We’ve been hearing quite a bit lately about the rise of unlimited texting applications on the iPhone. Pinger’s Textfree, which was a runner-up for the top prize at TechCrunch Disrupt, has posted some staggering stats lately, with over 4 billion text messages sent since March 2009. There’s also GOGII’s textPlus, which has gotten similarly impressive adoption. Now Line2, an iPhone app that lets you make calls from both Wifi and your carrier network using the same number, wants a piece of the action: it enabled text messaging four days ago, and users have already sent 1 million texts messages using the app.

Granted, those 1 million texts are a few orders of magnitude smaller than the aforementioned stats, but Line2 CEO Peter Sisson claims this is the first iPhone app that can handle both full SMS support and VoIP calling (Pinger just announced that this is coming, but it isn’t out yet).

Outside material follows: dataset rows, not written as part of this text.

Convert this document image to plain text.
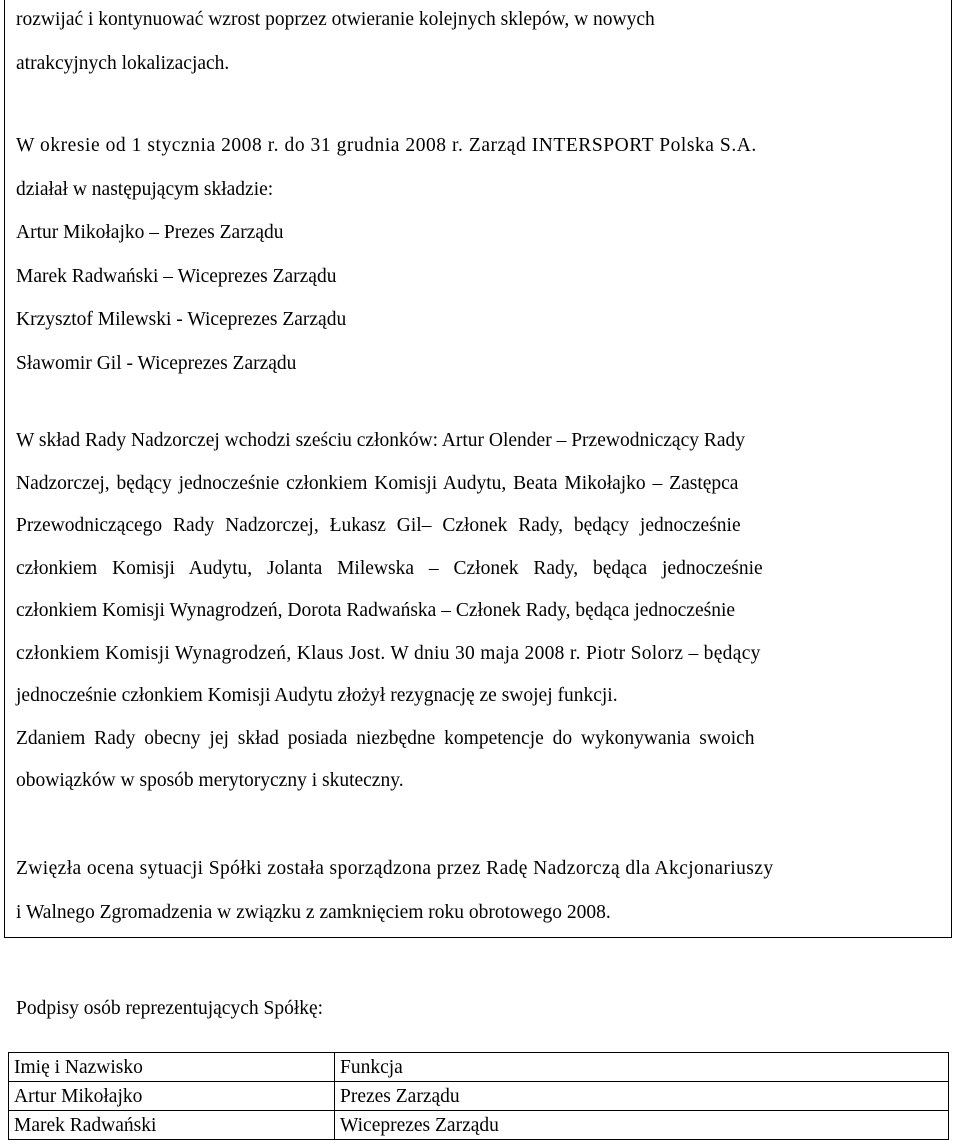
rozwijać i kontynuować wzrost poprzez otwieranie kolejnych sklepów, w nowych
atrakcyjnych lokalizacjach.

W okresie od 1 stycznia 2008 r. do 31 grudnia 2008 r. Zarząd INTERSPORT Polska S.A.
działał w następującym składzie:
Artur Mikołajko – Prezes Zarządu
Marek Radwański – Wiceprezes Zarządu
Krzysztof Milewski - Wiceprezes Zarządu
Sławomir Gil - Wiceprezes Zarządu

W skład Rady Nadzorczej wchodzi sześciu członków: Artur Olender – Przewodniczący Rady
Nadzorczej, będący jednocześnie członkiem Komisji Audytu, Beata Mikołajko – Zastępca
Przewodniczącego Rady Nadzorczej, Łukasz Gil– Członek Rady, będący jednocześnie
członkiem Komisji Audytu, Jolanta Milewska – Członek Rady, będąca jednocześnie
członkiem Komisji Wynagrodzeń, Dorota Radwańska – Członek Rady, będąca jednocześnie
członkiem Komisji Wynagrodzeń, Klaus Jost. W dniu 30 maja 2008 r. Piotr Solorz – będący
jednocześnie członkiem Komisji Audytu złożył rezygnację ze swojej funkcji.
Zdaniem Rady obecny jej skład posiada niezbędne kompetencje do wykonywania swoich
obowiązków w sposób merytoryczny i skuteczny.

Zwięzła ocena sytuacji Spółki została sporządzona przez Radę Nadzorczą dla Akcjonariuszy
i Walnego Zgromadzenia w związku z zamknięciem roku obrotowego 2008.

Podpisy osób reprezentujących Spółkę:

Imię i Nazwisko	Funkcja
Artur Mikołajko	Prezes Zarządu
Marek Radwański	Wiceprezes Zarządu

Sisson also says that “VoIP is hard”, explaining that Line2 has been doing VoIP for years now and is tacking on SMS, instead of the other way around — in other words, he’s suggesting that Pinger will have its work cut out for it once it does roll out the VoIP feature. But there’s one big catch: unlike Pinger’s Textfree, Line2 isn’t free — it comes with a $9.99 a month pricetag.

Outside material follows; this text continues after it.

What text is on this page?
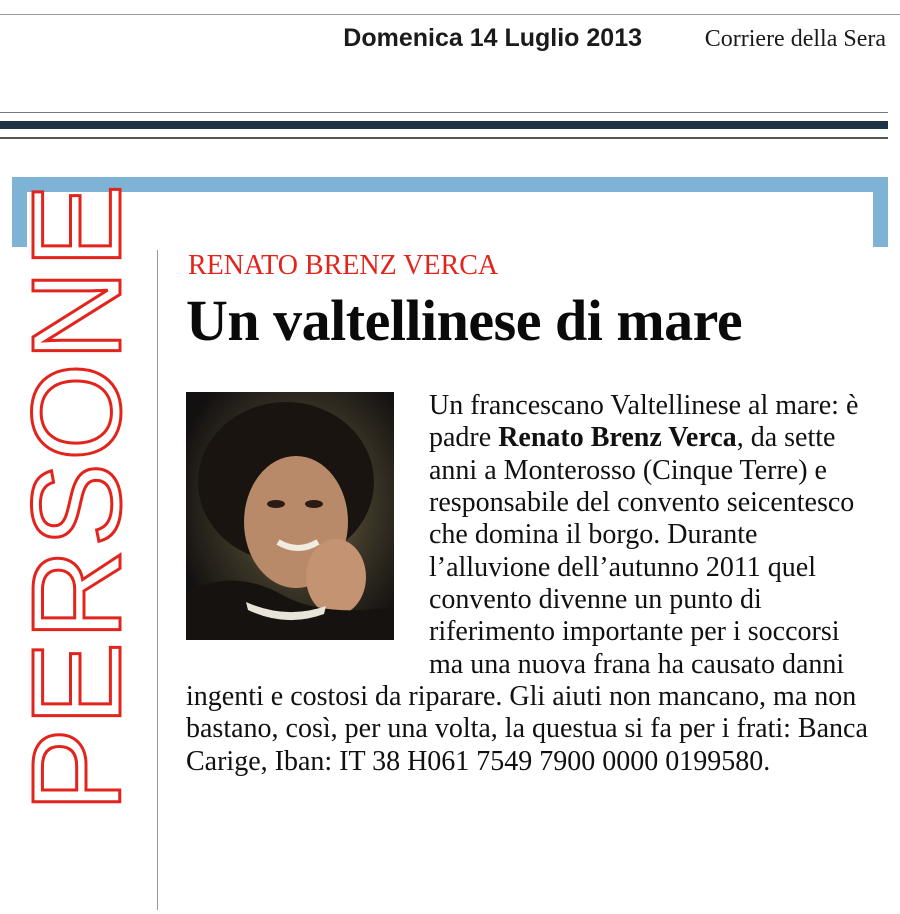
Domenica 14 Luglio 2013	Corriere della Sera
PERSONE RENATO BRENZ VERCA
Un valtellinese di mare

Un francescano Valtellinese al mare: è padre Renato Brenz Verca, da sette anni a Monterosso (Cinque Terre) e responsabile del convento seicentesco che domina il borgo. Durante l’alluvione dell’autunno 2011 quel convento divenne un punto di riferimento importante per i soccorsi ma una nuova frana ha causato danni ingenti e costosi da riparare. Gli aiuti non mancano, ma non bastano, così, per una volta, la questua si fa per i frati: Banca Carige, Iban: IT 38 H061 7549 7900 0000 0199580.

That may well turn off the teens and young adults that have been Pinger’s bread-and-butter, but Line2 includes some attractive features that its free competitors don’t. For one, it includes much of the functionality (and then then some) that Google Voice offers like caller announcement, conference calling, and the ability to juggle between 3G and Wifi networks. And Pinger isn’t going to be totally free either — you’ll be allotted a certain number of free minutes, but you’ll have to participate in various offer programs to earn more if you don’t want to fork over any cash.

In other words, Line2 probably isn’t going to pull away many users from Textfree, but this texting functionality makes it a much more tempting proposition for users who need a more robust phone system and are looking to trim down their phone bills.